The newest member of Intel Labs Europe, the center, created in
conjunction with Finland's University of Oulu, will employ about two
dozen research and development professionals and focus on creating
compelling mobile user experiences that leverage the capabilities of
mobile devices - particularly those pertaining to 3-D.
In February,
Nokia and Intel together introduced the open-source mobile operating platform MeeGo.
In a statement on the research center, the pair described MeeGo as
being just the right flexible platform for the development of 3-D
experiences on mobile devices.
Justin Rattner, Intel's CTO and director of Intel Labs, said in an
Aug. 24 statement that the University of Oulu's "focus on future
telecommunications solutions, as well as electronics and photonics,
made it the perfect location for the Intel and Nokia Joint Innovation
Center."
Nokia CTO Rich Green said the new joint laboratory "draws on the
Oulu research community's 3-D interface expertise, and over time will
lay down some important foundations for future mobile experiences."
During an Aug. 23 call with media and analysts, executives from the
two companies - self-described as the No. 1 semiconductor
company and the No. 1 handset company - as well as the Center for
Internet Excellence at the university, said a confluence of events are
driving the project. These include increasing user experiences and
interactions to fuel innovation; the proliferation of high-bandwidth
Internet around the world; and mobile computing devices with
capabilities that were inconceivable just three or four years ago.

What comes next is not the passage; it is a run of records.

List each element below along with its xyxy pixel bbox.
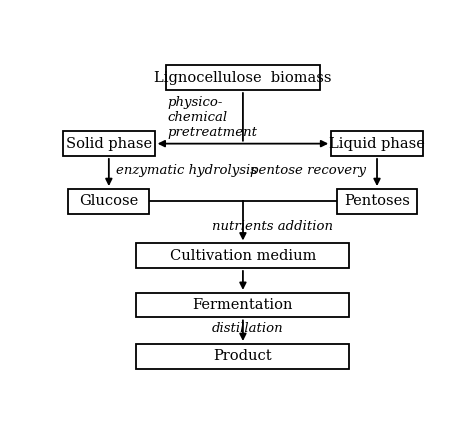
FancyBboxPatch shape	[137, 293, 349, 318]
FancyBboxPatch shape	[166, 65, 320, 90]
FancyBboxPatch shape	[68, 189, 149, 214]
FancyBboxPatch shape	[137, 244, 349, 268]
Text: nutrients addition: nutrients addition	[212, 220, 333, 233]
Text: Liquid phase: Liquid phase	[329, 137, 425, 151]
Text: Glucose: Glucose	[79, 194, 138, 208]
FancyBboxPatch shape	[331, 131, 423, 156]
FancyBboxPatch shape	[337, 189, 418, 214]
Text: enzymatic hydrolysis: enzymatic hydrolysis	[116, 164, 257, 177]
Text: Lignocellulose  biomass: Lignocellulose biomass	[154, 71, 332, 85]
Text: distillation: distillation	[212, 322, 283, 335]
FancyBboxPatch shape	[137, 344, 349, 369]
Text: Solid phase: Solid phase	[66, 137, 152, 151]
Text: Cultivation medium: Cultivation medium	[170, 249, 316, 263]
Text: Fermentation: Fermentation	[192, 298, 293, 312]
Text: physico-
chemical
pretreatment: physico- chemical pretreatment	[168, 96, 257, 139]
FancyBboxPatch shape	[63, 131, 155, 156]
Text: pentose recovery: pentose recovery	[250, 164, 366, 177]
Text: Product: Product	[214, 349, 272, 363]
Text: Pentoses: Pentoses	[344, 194, 410, 208]
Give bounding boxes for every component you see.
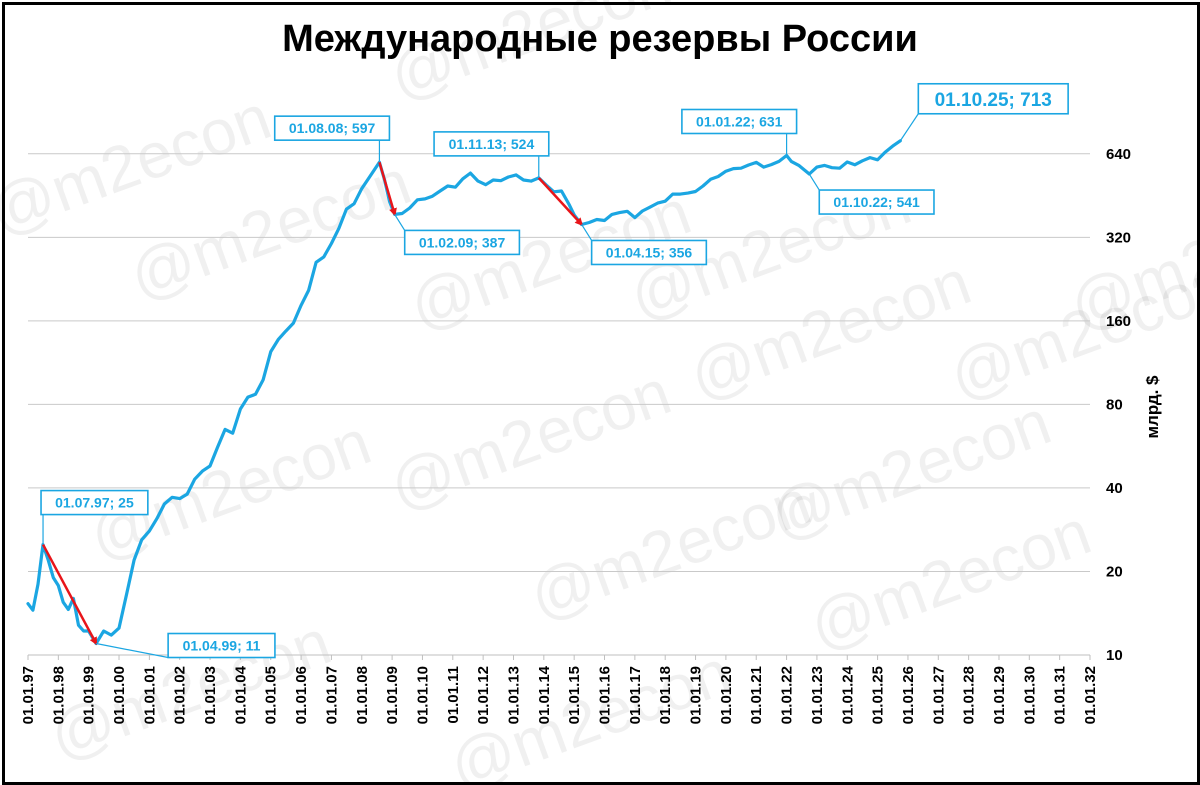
x-tick-label: 01.01.29: [991, 666, 1008, 724]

The project is scheduled to run for three years, and possible
outcomes could include not only advances in gaming, but location-based
services and enterprise applications, for example, for
training purposes. It's also hoped that the trend of consumers becoming
"prosumers," and interacting more directly with each other, could be
encouraged. And again, the three have committed that any findings or
technologies that develop as a result of the research will remain open
source.
"Our role at Intel, continuously, is to develop technologies that
compute ever faster, communicate ever faster and consume less and less
power," Intel's director of Intel Labs Europe, Martin Curley, said
during the call. "When we put these three opportunities together and
work with Nokia, which has a very exciting range of products coming out
and a very exciting vision of the future, this creates a recipe, or an
environment, for I think some very compelling innovations."
When pressed as to whether a Star Wars-style hologram call was truly
on the agenda, Mika Set???l???, Nokia's director of strategy, alliances and
partnerships, was forced to offer, "It was given as a visual guiding
example of a very different user experience."
Pressed again, Set???l??? continued, saying that "sometimes the
movies offer a very good way of imagining the future. The way the 3-D
holograms were put forward almost 30 years ago by Lucas Films is an
extraordinary, visionary way of creating a communications interface.
Are we able to repeat that or go that far? We definitely are giving it
a go."
"That's the challenge," Intel's Curley added.